One of Thompson's best ever...
ewomack | MN USA | 03/27/2005
(5 out of 5 stars)
"Richard Thompson's last album for Capitol Records was one of his best (arguably vying for first place with 1991's "Rumor and Sigh"). But what a way to go out. 1999's "Mock Tudor" contains incredible songs and poingant lyrics that revolve around a theme of growing up in the London suburbs. Consequently, the album, like much of Thompson's work, swims with Briticisms that might elude Americans.
That leads to "Cooksferry Queen" the album's scorching bluesy opener. It builds to an infernal creshendo replete with frenetic guitars, blasting harmonica, and Thompson's intensifying plea that "She's my Cooksferry Queen!" So what's "Cooksferry"? Internet searches suggest that the song was inspired by a jazz, R&B, and blues pub from Thompson's formative years in North London. The bluesy feel of the song supposedly sets the scene. The song also contains the great reference to a woman's "pre-Raphaelite" curls.
"Sibella", an extremely catchy song, waxes on a bizarre love affair where the narrator finds himself "strangely true" though "we don't make sense together". "Bathsheba Smiles" probably fits the mold of "hit" more than any other song on "Mock Tudor". It seems to explore the seductiveness of women with reference to the famous Biblical woman with whom King David committed adultery.
"Two Faced Love" bounces along happily and contains the great lines: "You don't make my blood run cold / You don't fit my jelly mold". "Hard on Me" features an anvil-pounding rhythym, teeth-gritting vocals and an unforgettable angst. Supposedly Thompson wrote it with his father in mind.
Next comes the album's most seriously funny song, "Crawl Back (Under My Stone)"; a claws-open rip at class society: "I want to be middle class / floor and ceilings made of glass / I just want to be free". "Uninhabited Man" darkly and broodingly continues the theme of insignificance and alientation. Not much humor in this one.
The next two songs deal with one of Thompson's favorite on-going themes: lost or broken love. Nearly every mortal ever born can identify with the heart-breaking "Dry My Tears And Move On". But thankfully we can bounce back from such dire episodes, as "Walking the Long Miles Home" reminds us.

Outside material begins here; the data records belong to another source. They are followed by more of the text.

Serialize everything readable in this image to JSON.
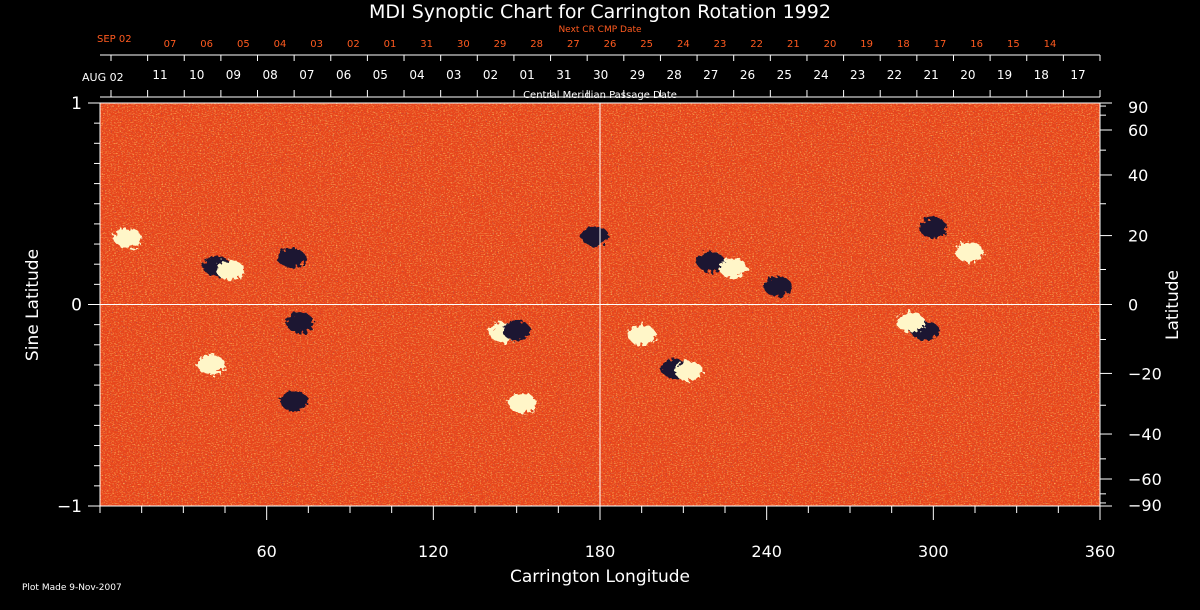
{
  "chart_data": {
    "type": "heatmap",
    "title": "MDI Synoptic Chart for Carrington Rotation 1992",
    "xlabel": "Carrington Longitude",
    "ylabel_left": "Sine Latitude",
    "ylabel_right": "Latitude",
    "xlim": [
      0,
      360
    ],
    "ylim": [
      -1,
      1
    ],
    "x_ticks": [
      60,
      120,
      180,
      240,
      300,
      360
    ],
    "y_ticks_left": [
      {
        "value": 1,
        "label": "1"
      },
      {
        "value": 0,
        "label": "0"
      },
      {
        "value": -1,
        "label": "−1"
      }
    ],
    "y_ticks_right_deg": [
      90,
      60,
      40,
      20,
      0,
      -20,
      -40,
      -60,
      -90
    ],
    "top_axis_label": "Central Meridian Passage Date",
    "top_axis_start": "AUG 02",
    "top_axis_dates": [
      "11",
      "10",
      "09",
      "08",
      "07",
      "06",
      "05",
      "04",
      "03",
      "02",
      "01",
      "31",
      "30",
      "29",
      "28",
      "27",
      "26",
      "25",
      "24",
      "23",
      "22",
      "21",
      "20",
      "19",
      "18",
      "17"
    ],
    "next_axis_label": "Next CR CMP Date",
    "next_axis_start": "SEP 02",
    "next_axis_dates": [
      "07",
      "06",
      "05",
      "04",
      "03",
      "02",
      "01",
      "31",
      "30",
      "29",
      "28",
      "27",
      "26",
      "25",
      "24",
      "23",
      "22",
      "21",
      "20",
      "19",
      "18",
      "17",
      "16",
      "15",
      "14"
    ],
    "guide_lines": {
      "longitude": 180,
      "sine_latitude": 0
    },
    "active_regions": [
      {
        "lon": 10,
        "sinlat": 0.33,
        "polarity": "positive"
      },
      {
        "lon": 42,
        "sinlat": 0.19,
        "polarity": "negative"
      },
      {
        "lon": 47,
        "sinlat": 0.17,
        "polarity": "positive"
      },
      {
        "lon": 69,
        "sinlat": 0.23,
        "polarity": "negative"
      },
      {
        "lon": 72,
        "sinlat": -0.09,
        "polarity": "negative"
      },
      {
        "lon": 40,
        "sinlat": -0.3,
        "polarity": "positive"
      },
      {
        "lon": 70,
        "sinlat": -0.48,
        "polarity": "negative"
      },
      {
        "lon": 145,
        "sinlat": -0.14,
        "polarity": "positive"
      },
      {
        "lon": 150,
        "sinlat": -0.13,
        "polarity": "negative"
      },
      {
        "lon": 152,
        "sinlat": -0.49,
        "polarity": "positive"
      },
      {
        "lon": 178,
        "sinlat": 0.34,
        "polarity": "negative"
      },
      {
        "lon": 195,
        "sinlat": -0.15,
        "polarity": "positive"
      },
      {
        "lon": 207,
        "sinlat": -0.32,
        "polarity": "negative"
      },
      {
        "lon": 212,
        "sinlat": -0.33,
        "polarity": "positive"
      },
      {
        "lon": 220,
        "sinlat": 0.21,
        "polarity": "negative"
      },
      {
        "lon": 228,
        "sinlat": 0.18,
        "polarity": "positive"
      },
      {
        "lon": 244,
        "sinlat": 0.09,
        "polarity": "negative"
      },
      {
        "lon": 297,
        "sinlat": -0.13,
        "polarity": "negative"
      },
      {
        "lon": 292,
        "sinlat": -0.09,
        "polarity": "positive"
      },
      {
        "lon": 313,
        "sinlat": 0.26,
        "polarity": "positive"
      },
      {
        "lon": 300,
        "sinlat": 0.38,
        "polarity": "negative"
      }
    ],
    "colors": {
      "background": "#000000",
      "field_base": "#e8461c",
      "positive": "#fff6c8",
      "negative": "#1a1230",
      "top_dates": "#ff5a1f",
      "guide": "#ffffff"
    }
  },
  "footer": {
    "plot_made": "Plot Made  9-Nov-2007"
  }
}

"Sights and Sounds of London Town" is just what its title suggests. A series of lyrical vignettes about the life experiences of Londoners (lots of London references here). The appropriately dour "That's All, Amen, Close the Door" was written for English singer Sandy Denny (a former Fairport Convention member who died in 1978).
The album's closer sticks like glue: "Hope you Like The New Me". Thompson wrote this about those who had stolen music or money from him. The song's stark grim seriousness suggests Thompson's seriousness (though the song also has a dark humorous edge to it).
Surprisingly, after such a brilliant album, Thompson and Capitol split ways. Sadly, Thompson's sales have never been stellar (though he still has a very faithful following). Which goes to prove that sales and quality are totally different beasts. Luckily, "Mock Tudor" remains in print after most of Thompson's Capitol albums have disappeared from circulation. Most can easily be obtained from online auctions or used bins. Happily, Thompson perseveres and continues to record with smaller labels. Major label fallout could never stop a songwriting powerhouse like Thompson."